Another important shift involves federal protection of imperiled species. Since its inception in 1973, the U.S. Endangered Species Act has pitted environmentalists against private property owners, whose lands often provide crucial habitat for species designated as threatened or endangered. (Controversy has also raged on public lands, with the spotted owl war perhaps being the most notorious and polarizing example.) Throughout much of its history, the ESA has triggered lawsuits and much acrimony.
But in recent years, changes in philosophy and approach at the federal level have fostered an increasingly cooperative relationship between conservationists and private property owners. Several months ago, the U.S. Fish & Wildlife Service announced a new agreement with farmers and ranchers that requires them to "voluntarily" implement measures that will improve habitat for a variety of species. In return, landowners will receive greater financial assistance and assurances that they will not be penalized if endangered species move on to their property.
The agreement is being hailed as unprecedented by some conservationists. It follows on the heels of a similar deal between the FWS and oil and gas companies in Texas and New Mexico. Both are part of a larger trend over the past decade that has seen state and federal agencies collaborate with multiple stakeholders to forge innovative conservation plans, such as the much-lauded pact in Arizona that balances economic development with a landscape level safeguarding of biological diversity (including hundreds of vulnerable animals and plants).
What's going on here? Has a new generation of conservationists diluted the meaning of conservation? Even worse, by cutting deals with developers, are they selling out nature?
Modernist greens say they are being pragmatic. In Scientific American, marine biologist Benjamin Halpern recently described a new metric of ocean health that will incorporate fishing, recreation, and other human uses of the sea. "Such pragmatism requires us to recognize that people are a fundamental part of all ecosystems that make up Planet Earth, including the sea," he writes. This perspective, he admits, is a radical departure from the nature-centric framework that has long dominated environmental politics and policy.
Halpern, like Kareiva, has experienced fierce resistance from his peers to this more expansive view of conservation. But there is no other way, Halpern insists: "For conservation and management to be successful, we need to change our relationship with nature, from trying to lock it away to using and enjoying it in a practical but necessarily sustainable way. We must reconcile purely conservation-focused goals with the many other values people have for nature."
The Anthropocene looms large in this debate over the future of conservation and, more broadly, environmentalism. Both modernists and traditionalists agree that human activities since the Industrial Revolution have given the planet a global facelift. But the two camps differ on what the Anthropocene means and how it should be interpreted.
Green traditionalists are well-represented among environmental scientists, and they publish high-profile papers warning "that population growth, widespread destruction of natural ecosystems, and climate change may be driving Earth" to an irreversible tipping point. They issue reports from prestigious science societies warning about a finite planet being run into the ground. Some hold glitzy, international symposiums that put humanity on a mock trial for the global imprint of its civilization.

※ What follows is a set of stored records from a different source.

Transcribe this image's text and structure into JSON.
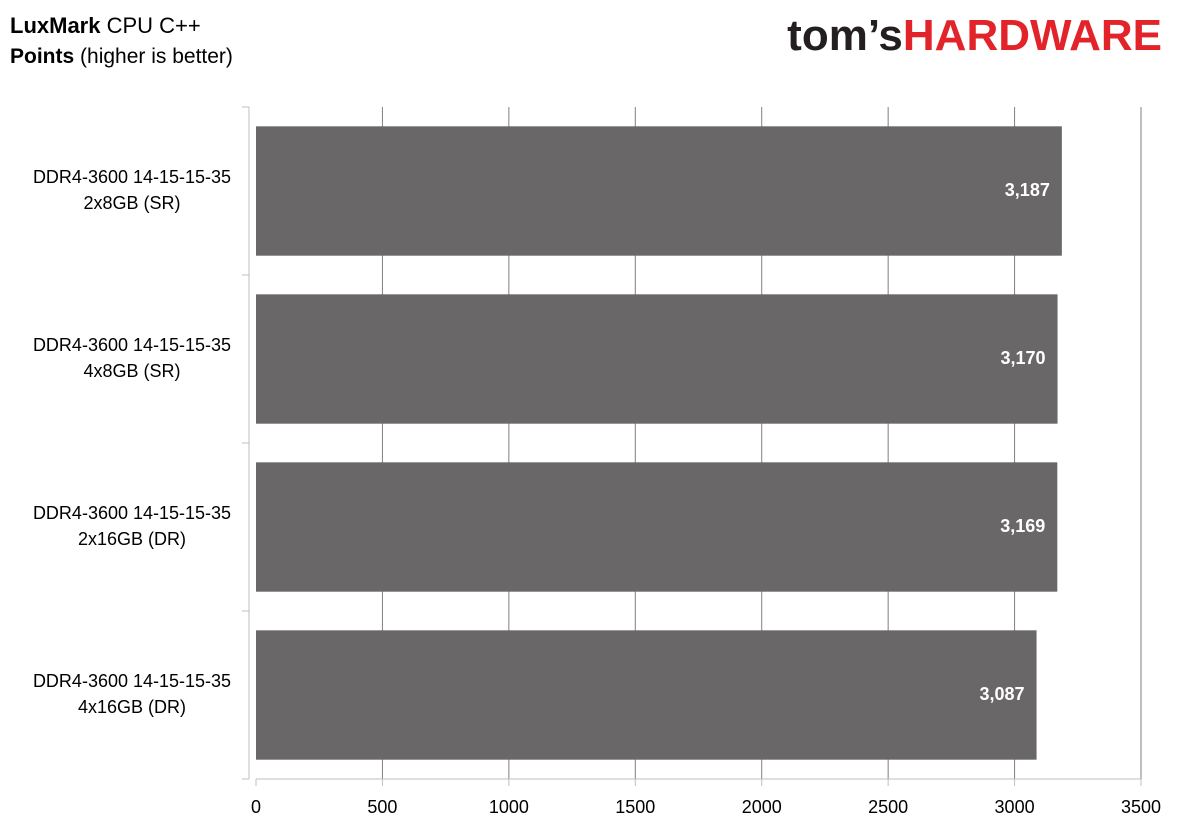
{
  "chart_data": {
    "type": "bar",
    "orientation": "horizontal",
    "title": [
      "LuxMark",
      "CPU C++"
    ],
    "subtitle": [
      "Points",
      "(higher is better)"
    ],
    "logo": [
      "tom’s",
      "HARDWARE"
    ],
    "categories": [
      [
        "DDR4-3600 14-15-15-35",
        "2x8GB (SR)"
      ],
      [
        "DDR4-3600 14-15-15-35",
        "4x8GB (SR)"
      ],
      [
        "DDR4-3600 14-15-15-35",
        "2x16GB (DR)"
      ],
      [
        "DDR4-3600 14-15-15-35",
        "4x16GB (DR)"
      ]
    ],
    "values": [
      3187,
      3170,
      3169,
      3087
    ],
    "value_labels": [
      "3,187",
      "3,170",
      "3,169",
      "3,087"
    ],
    "color": "#696767",
    "xlim": [
      0,
      3500
    ],
    "xticks": [
      0,
      500,
      1000,
      1500,
      2000,
      2500,
      3000,
      3500
    ],
    "grid": true
  }
}
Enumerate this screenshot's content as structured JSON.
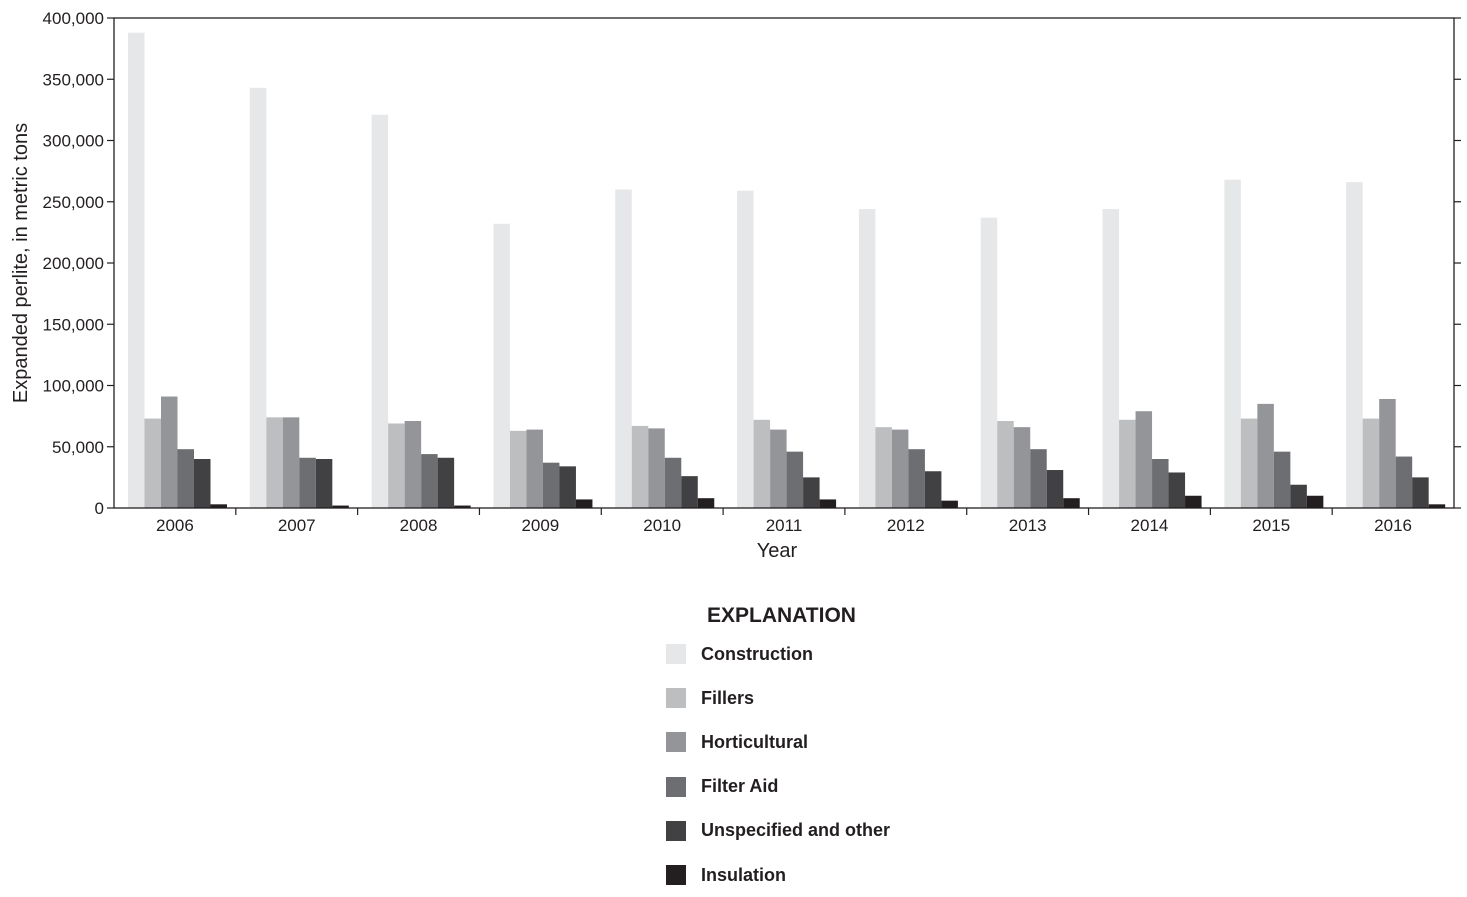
{
  "chart_data": {
    "type": "bar",
    "title": "",
    "xlabel": "Year",
    "ylabel": "Expanded perlite, in metric tons",
    "ylim": [
      0,
      400000
    ],
    "yticks": [
      0,
      50000,
      100000,
      150000,
      200000,
      250000,
      300000,
      350000,
      400000
    ],
    "ytick_labels": [
      "0",
      "50,000",
      "100,000",
      "150,000",
      "200,000",
      "250,000",
      "300,000",
      "350,000",
      "400,000"
    ],
    "categories": [
      "2006",
      "2007",
      "2008",
      "2009",
      "2010",
      "2011",
      "2012",
      "2013",
      "2014",
      "2015",
      "2016"
    ],
    "grid": false,
    "legend_title": "EXPLANATION",
    "legend_position": "bottom-center",
    "series": [
      {
        "name": "Construction",
        "color": "#e6e7e8",
        "values": [
          388000,
          343000,
          321000,
          232000,
          260000,
          259000,
          244000,
          237000,
          244000,
          268000,
          266000
        ]
      },
      {
        "name": "Fillers",
        "color": "#bcbec0",
        "values": [
          73000,
          74000,
          69000,
          63000,
          67000,
          72000,
          66000,
          71000,
          72000,
          73000,
          73000
        ]
      },
      {
        "name": "Horticultural",
        "color": "#939598",
        "values": [
          91000,
          74000,
          71000,
          64000,
          65000,
          64000,
          64000,
          66000,
          79000,
          85000,
          89000
        ]
      },
      {
        "name": "Filter Aid",
        "color": "#6d6e71",
        "values": [
          48000,
          41000,
          44000,
          37000,
          41000,
          46000,
          48000,
          48000,
          40000,
          46000,
          42000
        ]
      },
      {
        "name": "Unspecified and other",
        "color": "#414042",
        "values": [
          40000,
          40000,
          41000,
          34000,
          26000,
          25000,
          30000,
          31000,
          29000,
          19000,
          25000
        ]
      },
      {
        "name": "Insulation",
        "color": "#231f20",
        "values": [
          3000,
          2000,
          2000,
          7000,
          8000,
          7000,
          6000,
          8000,
          10000,
          10000,
          3000
        ]
      }
    ]
  }
}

The common thread: The Anthropocene is an unmitigated disaster. Humans are planet wreckers. Time is running out for us.
The modernist greens, by contrast, don't catastrophize. They are even optimistic about the future. Some, like geographer Erle Ellis, point out that "the history of human civilization might be characterized as a history of transgressing natural limits and thriving." He thus suggests that "we must not see the Anthropocene as a crisis, but as the beginning of a new geological epoch ripe with human-directed opportunity."
Another way of looking at the Anthropocene is how Mark Lynas puts it in The God Species: "Nature no longer runs the Earth. We do. It is our choice what happens here."
Similarly, greens have a choice to make about the future of their movement. Environmentalism (especially in the United States) has been a force for much good since the first Earth Day in 1970. Plants and animals and their habitats are better protected, our air and water are much cleaner, and polluting industries are better regulated. These important gains should not be sacrificed in the name of economic development.
At the same time, however, greens should recognize that the nature-knows-best, technology-averse philosophy has bred some unfortunate tendencies that make 20th-century environmentalism ill-suited to address 21st-century problems and needs. If modernist greens are successful in prodding their peers, environmentalism will be reborn and continue to play a vital role in making the world a more sustainable place for all.